The report points out that the government doesn't have the resources to finish or maintain construction. Summary.
A U.S. initiative to spend hundreds of millions of dollars on construction projects in Afghanistan, originally pitched as a vital tool in the military campaign against the Taliban, is running so far behind schedule that it will not yield benefits until most U.S. combat forces have left the country, according to a government inspection report to be released Monday.
The report, by the special inspector general for Afghanistan reconstruction, also concludes that the Afghan government will not have the money or skill to maintain many of the projects, creating an "expectations gap" among the population that could harm overall stabilization efforts.

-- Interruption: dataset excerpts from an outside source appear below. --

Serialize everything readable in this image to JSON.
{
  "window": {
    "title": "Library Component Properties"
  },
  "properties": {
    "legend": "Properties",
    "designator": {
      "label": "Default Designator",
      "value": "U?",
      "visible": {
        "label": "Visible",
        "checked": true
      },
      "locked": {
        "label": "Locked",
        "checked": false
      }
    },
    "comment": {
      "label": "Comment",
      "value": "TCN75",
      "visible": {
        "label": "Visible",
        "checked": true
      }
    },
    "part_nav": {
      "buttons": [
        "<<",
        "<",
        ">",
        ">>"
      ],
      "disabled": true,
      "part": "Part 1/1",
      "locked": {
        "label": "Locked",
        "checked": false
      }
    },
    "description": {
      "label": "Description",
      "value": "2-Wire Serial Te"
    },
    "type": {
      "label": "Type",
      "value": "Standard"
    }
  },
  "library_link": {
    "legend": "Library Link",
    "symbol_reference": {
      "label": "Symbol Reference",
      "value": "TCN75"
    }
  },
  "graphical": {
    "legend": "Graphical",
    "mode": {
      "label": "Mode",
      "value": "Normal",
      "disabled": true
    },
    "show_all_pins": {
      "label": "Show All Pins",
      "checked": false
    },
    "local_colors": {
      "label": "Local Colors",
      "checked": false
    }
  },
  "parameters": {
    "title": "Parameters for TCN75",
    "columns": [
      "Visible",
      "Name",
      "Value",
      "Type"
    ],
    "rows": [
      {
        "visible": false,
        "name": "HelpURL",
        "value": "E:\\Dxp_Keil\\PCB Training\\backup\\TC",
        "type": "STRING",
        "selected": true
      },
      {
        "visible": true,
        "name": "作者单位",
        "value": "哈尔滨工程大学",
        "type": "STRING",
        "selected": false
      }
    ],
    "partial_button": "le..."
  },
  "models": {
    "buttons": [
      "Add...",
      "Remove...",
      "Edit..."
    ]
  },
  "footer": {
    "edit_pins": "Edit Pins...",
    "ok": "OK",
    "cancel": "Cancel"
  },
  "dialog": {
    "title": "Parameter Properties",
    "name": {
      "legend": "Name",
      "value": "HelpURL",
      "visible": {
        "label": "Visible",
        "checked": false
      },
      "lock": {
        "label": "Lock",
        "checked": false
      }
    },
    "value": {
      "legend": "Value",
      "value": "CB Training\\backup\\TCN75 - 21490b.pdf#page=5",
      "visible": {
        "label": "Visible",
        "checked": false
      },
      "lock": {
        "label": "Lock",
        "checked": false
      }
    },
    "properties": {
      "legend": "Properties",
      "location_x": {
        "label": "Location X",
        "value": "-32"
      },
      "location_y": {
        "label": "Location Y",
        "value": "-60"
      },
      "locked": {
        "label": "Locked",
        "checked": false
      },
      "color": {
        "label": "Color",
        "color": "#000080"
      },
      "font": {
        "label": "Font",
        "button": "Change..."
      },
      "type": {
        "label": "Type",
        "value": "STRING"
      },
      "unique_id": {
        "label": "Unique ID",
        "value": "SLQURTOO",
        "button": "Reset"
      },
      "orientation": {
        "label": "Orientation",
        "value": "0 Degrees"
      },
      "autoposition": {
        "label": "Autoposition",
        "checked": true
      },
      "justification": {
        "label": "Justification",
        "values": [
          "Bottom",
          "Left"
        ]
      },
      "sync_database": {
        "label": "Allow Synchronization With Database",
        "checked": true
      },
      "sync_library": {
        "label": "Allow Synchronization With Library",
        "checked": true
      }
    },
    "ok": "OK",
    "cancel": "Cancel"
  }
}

"Implementing projects that the Afghan government is unable to sustain may be counterproductive" to the U.S. counterinsurgency mission, the inspector general wrote. "If goals are set and not achieved, both the U.S. and Afghan governments can lose the populace's support."
The study calls into question a fundamental premise of the U.S. strategy to counter the Taliban insurgency -- that expensive new roads and power plants can be funded and constructed quickly enough to help turn the tide of war -- and it poses a sobering, counterintuitive question for policymakers in Washington: whether the massive influx of American spending in Afghanistan is actually making problems worse.
Many U.S. military commanders, diplomats and reconstruction experts have long believed that large infrastructure projects were essential to fixing Iraq and Afghanistan.
But the latest report adds new weight to the argument -- voiced by independent development specialists and even a few government officials -- that the United States attempted to build too much in a country with limited means to assume responsibility for those projects.
All U.S. combat forces are expected to be out of Afghanistan by the end of 2014.
In a written response to the report, the U.S. Embassy in Kabul said it was "speculative" for the inspector general to conclude that some of the projects would have adverse effects.
The top Pentagon official responsible for Afghanistan called the report premature and insisted that the announcement of the projects, even though they have not been completed, has generated goodwill and excitement among the Afghan people.
Among the projects criticized by the inspector general is a plan to use costly diesel generators to provide electricity to residents of Kandahar, the country's second-largest city, until the U.S. Agency for International Development and the Army Corps of Engineers install a new hydropower turbine at a dam in the violence-plagued hills of neighboring Helmand Province.
The inspector general's report also questions whether a new $23 million road in Helmand Province will have adverse effects because the Afghan government has not paid landowners for their property.
In addition, the report reveals that four electricity projects -- costing a total of more than $300 million -- have not yet been awarded to contractors.